The novelist Stephen King adapted a classical English language quip to illustrate our tendency to ignore our previous mistakes: “Fool me once, shame on you. Fool me twice, shame on me. Fool me three times, shame on both of us” (44). As we prepare for the next pandemic, we would be wise to heed his advice.
Currently, we know of no human or veterinary laboratory-approved molecular or serologic assays for IDV or CCoV-HuPN-2018. Hence, our knowledge about the viruses’ epidemiology and clinical manifestations are limited to a modest number of research studies. Even so, the limited data regarding these novel, newly detected viruses indicate that that they are a major threat to public health. If we wish to avoid being fooled again by a novel virus suddenly gaining efficient human-to-human transmissibility and causing large human epidemics, we would be wise to develop better surveillance systems and new countermeasures for these and similar viruses.
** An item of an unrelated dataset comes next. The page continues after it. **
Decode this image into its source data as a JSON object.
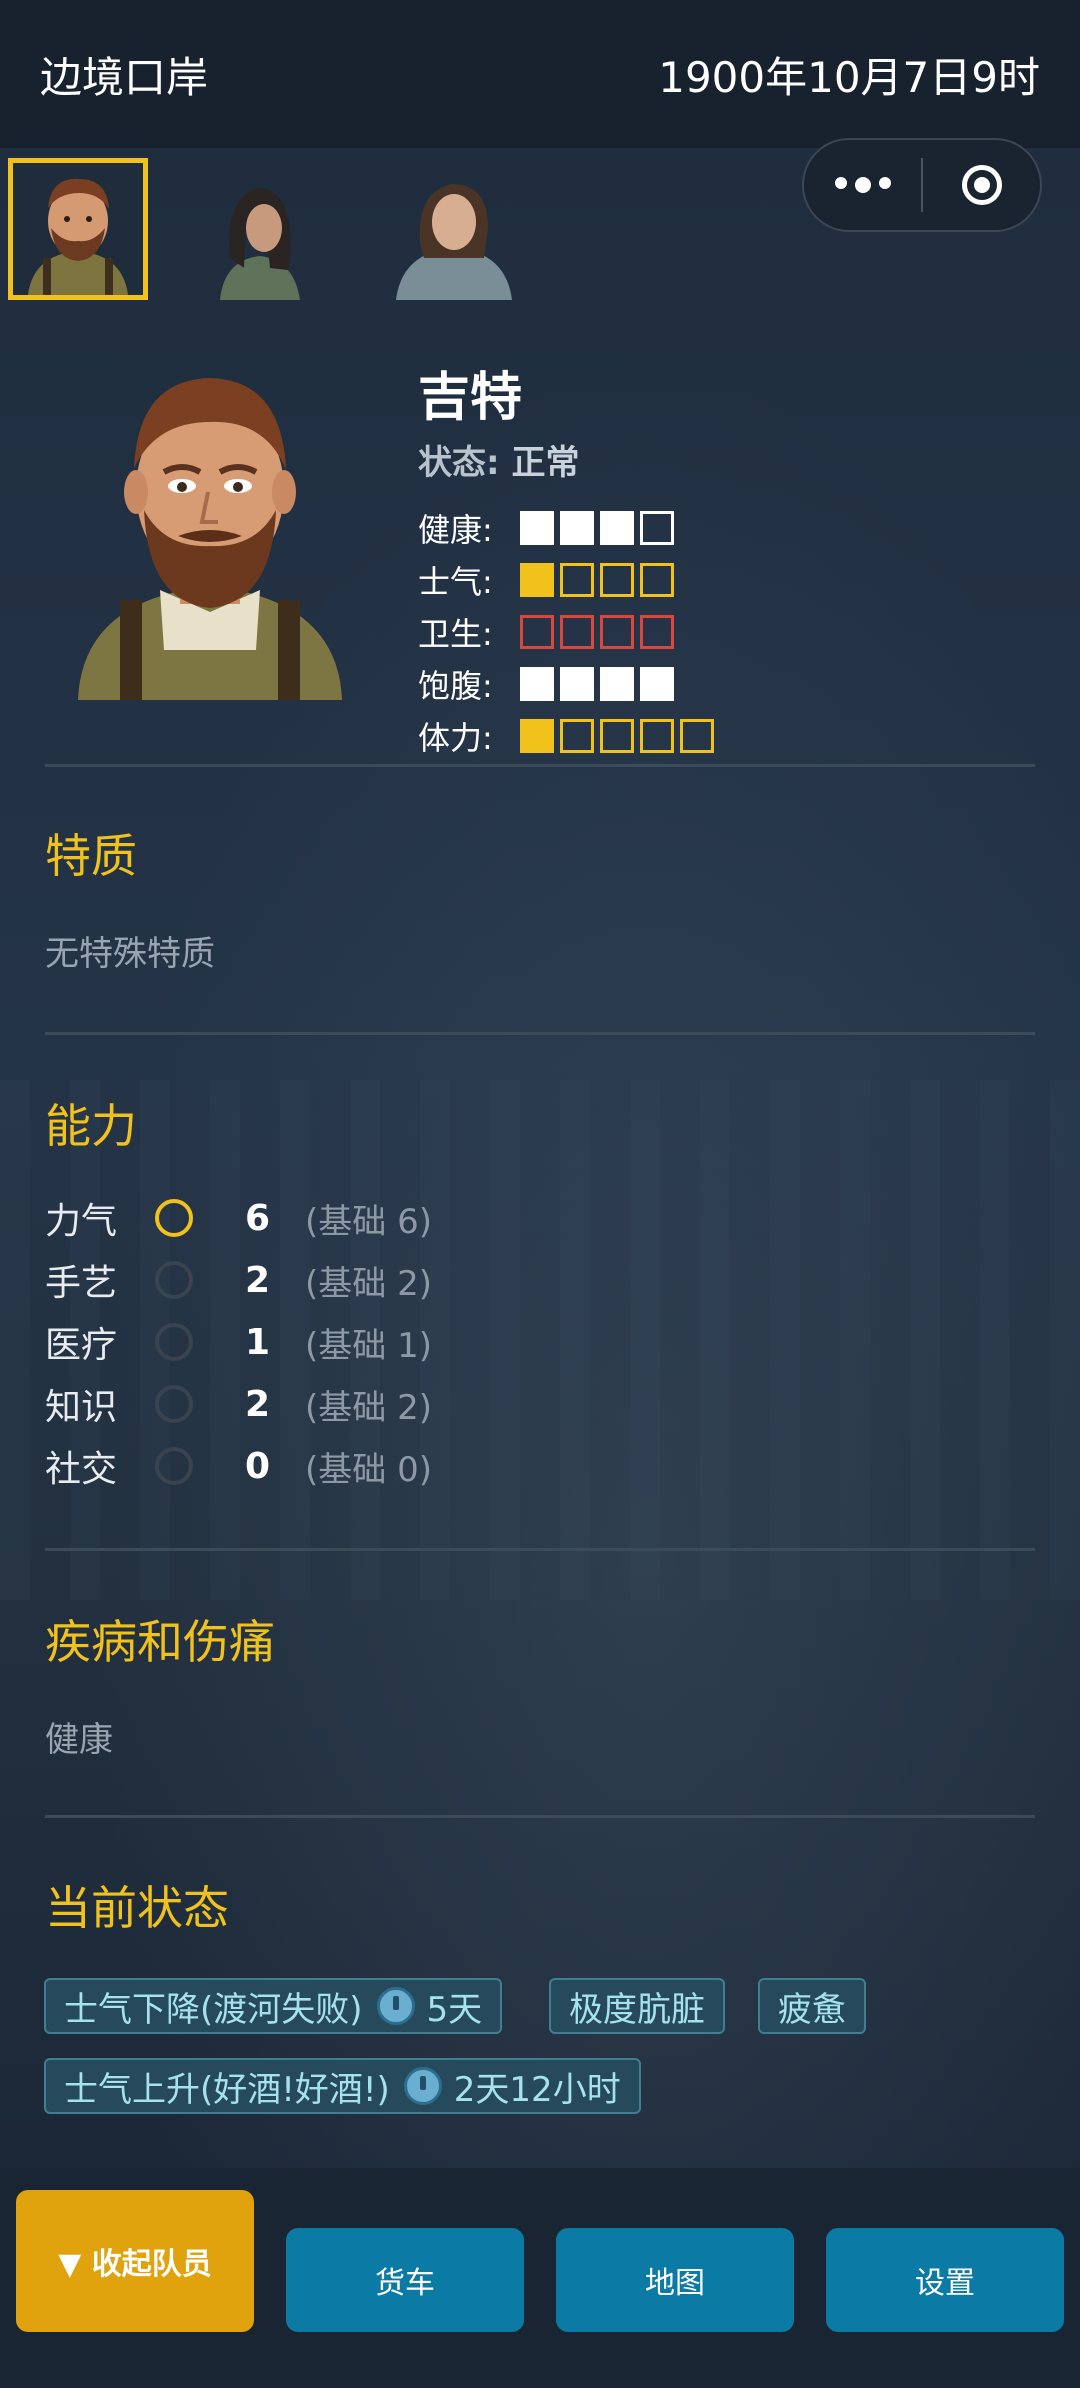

Potential actions include the development of commercial real-time reverse transcription PCR diagnostic tests specifically targeting IDV and CCoV-HuPN-2018 viruses. Conducting periodic assessments for novel respiratory viruses could detect what might be cryptic causes of hospitalizations or animal epizootics in geographic areas recognized to be sites of increased presence of emerging pathogens (42,45). As we have shown, this surveillance can easily be performed with pan-species and next-generation sequencing diagnostics ((42,46,47). Clinicians should consider IDV and CCoV-HuPN-2018 in their workup of pneumonia patients when a primary battery of diagnostic tests fail to identify a pathogen. Scientists should begin evaluating antiviral drugs as effective therapy for the treatment of IDV and CCoV-HuPN-2018 infections. If further epidemiologic study indicates that the investment is warranted, human vaccine development should be considered for both IDV and CCoV-HuPN-2018. Furthermore, with respect to detecting new respiratory virus threats, when specific novel animal spillover risks are identified, they may often be mitigated with targeted interventions such as those recently reviewed by Vora et al. (48) and Plowright et al. (49).
Dr. Gray is a public health physician, infectious disease epidemiologist, and director of the One Health Research and Training Laboratory at the University of Texas Medical Branch. His research interests include emerging pathogens, especially those that are zoonotic and cause respiratory disease.